SUMMARIES AND REVIEWS OF JDM NOVELS
What follows on the next several pages is a look at the books, in alphabetical order, with the “blurb” from the back cover of each book. In a few cases I have added a somewhat critical and philosophical overview of the novel.
These reviews are being done as the spirit moves me, but it will be completed at some point.
Since one problem is not revealing the "ending" of a book I have chosen to comment on the skeleton of the plot and the impact of the book as a whole to me. I am on my 6th or 7th re-reading of most of the books, a process covering much of the past 40 years.
If you've read a particular book and want to share some thoughts just email me at
I’ve heard from D.R. Martin, who is more than an avid reader, and who has a blog devoted to discussing the McGee novels. Go to this site for more information:
http://drmar120.wordpress.com/say-hello-to-travis-mcgee/
Fawcett: 1954
SHE WOULD HAUNT ME FOREVER. . .
She had taken all I had - using the weapons of her money and her
demanding hunger for a new man to make me into something less than
a man. She had condemned everybody who had loved her to a lifetime
of shame and self-hatred.
But someone stronger than I had turned on her, killed her, and
thrown that tantalizing body into the cold lake.
And now all of us were free at last . . . or were we?
Dell: 1956
THE STAGE WAS SET Harry Mullin hit town first. Harry had
just made the F.B.I.'s Ten Most Wanted list, and he was a
little nervous about being seen With him at the rented
house from which they planned to case the job.
With him was a girl named Sal, who had fallen into the
easy sluttish rut of being a good woman to a bad man . . .
Then Ace turned up. The Ace had been very good in his
day, but he was going a little to flab, and maybe he
had lost something in the guts department . . .

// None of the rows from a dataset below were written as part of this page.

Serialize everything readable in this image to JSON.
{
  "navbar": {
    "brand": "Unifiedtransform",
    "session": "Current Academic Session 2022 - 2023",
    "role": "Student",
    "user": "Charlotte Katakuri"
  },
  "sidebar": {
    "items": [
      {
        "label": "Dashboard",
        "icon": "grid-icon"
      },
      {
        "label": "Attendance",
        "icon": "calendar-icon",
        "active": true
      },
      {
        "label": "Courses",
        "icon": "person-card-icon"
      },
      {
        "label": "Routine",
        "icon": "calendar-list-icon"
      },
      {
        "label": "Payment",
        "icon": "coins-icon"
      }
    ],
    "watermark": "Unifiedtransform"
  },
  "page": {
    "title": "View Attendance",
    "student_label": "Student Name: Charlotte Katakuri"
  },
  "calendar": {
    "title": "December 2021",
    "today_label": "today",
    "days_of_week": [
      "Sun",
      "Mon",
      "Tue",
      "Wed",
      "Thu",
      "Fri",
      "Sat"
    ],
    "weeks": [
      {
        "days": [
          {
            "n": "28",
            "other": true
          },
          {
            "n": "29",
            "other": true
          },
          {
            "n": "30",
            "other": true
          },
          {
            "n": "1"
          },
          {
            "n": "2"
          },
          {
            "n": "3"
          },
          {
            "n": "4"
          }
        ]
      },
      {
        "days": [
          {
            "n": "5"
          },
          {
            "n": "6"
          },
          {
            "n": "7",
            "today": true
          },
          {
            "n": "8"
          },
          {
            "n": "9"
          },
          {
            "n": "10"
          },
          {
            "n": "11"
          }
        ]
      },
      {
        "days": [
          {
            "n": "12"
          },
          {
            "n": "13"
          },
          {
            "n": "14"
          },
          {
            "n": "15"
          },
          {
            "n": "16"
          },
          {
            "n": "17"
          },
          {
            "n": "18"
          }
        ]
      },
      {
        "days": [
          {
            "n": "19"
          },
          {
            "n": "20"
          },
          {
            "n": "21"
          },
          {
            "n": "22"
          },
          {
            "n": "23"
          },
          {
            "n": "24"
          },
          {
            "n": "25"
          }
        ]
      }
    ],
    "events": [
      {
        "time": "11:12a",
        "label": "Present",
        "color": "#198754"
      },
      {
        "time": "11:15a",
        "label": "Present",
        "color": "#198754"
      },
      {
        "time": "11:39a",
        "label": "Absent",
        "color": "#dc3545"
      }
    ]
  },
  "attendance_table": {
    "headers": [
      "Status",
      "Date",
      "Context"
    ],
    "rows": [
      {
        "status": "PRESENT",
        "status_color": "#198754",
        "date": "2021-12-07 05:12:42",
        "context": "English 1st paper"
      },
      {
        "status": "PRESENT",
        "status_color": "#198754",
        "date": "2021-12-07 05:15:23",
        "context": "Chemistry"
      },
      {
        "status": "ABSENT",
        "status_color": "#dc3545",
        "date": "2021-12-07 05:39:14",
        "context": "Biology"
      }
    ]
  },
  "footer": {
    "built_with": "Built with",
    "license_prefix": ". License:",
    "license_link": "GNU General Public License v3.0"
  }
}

The last one into town was Ronnie. Ronnie had killed
twelve men and two women in the past seven years,
and had gotten to like his job - maybe a little too much .
Dell: 1954
My brother's wife.
Weaver of black magic stained with blood.
Temptress who haunted my restless nights.
Wife gloriously beautiful in her widow's weeds.
Woman I still wanted with the craving of the damned.
Hodder and Stoughton: 1986
There are two kinds of men in Mississippi. The make natural
enemies. And sometimes, but only if the balance between strength
and weakness tips too far, unnatural allies.
Tucker Loomis is a hard and dangerous man with a ruthlessness all
West Bay fears and respects, and an improbable amount of money.
Wade Rowley is a common man who aspires to honor but gets caught
up in the footwork of a skilled swindler.
In a pitiless game with a few harsh rules and just one way of
keeping score, the wrong man will die and another will get away
with more than murder.
First published 1959 Fawcett
SURE, LEO RICE WAS A NICE GUY . . .
But why did he choose our beach? He could have gone ten miles up
the strip and all of us could have lived happily ever after - with
no questions asked.
1956 by Popular Library: 1965
TWO HEADLONG TALES OF INTRIGUE, SUSPENSE, AND MURDER
BY A MASTER STORYTELLER:
BORDER TOWN GIRL
Once, Lane Sanson had been a Somebody - a war correspondent and a
best-selling author. Now he was a nobody, bumming around Mexico.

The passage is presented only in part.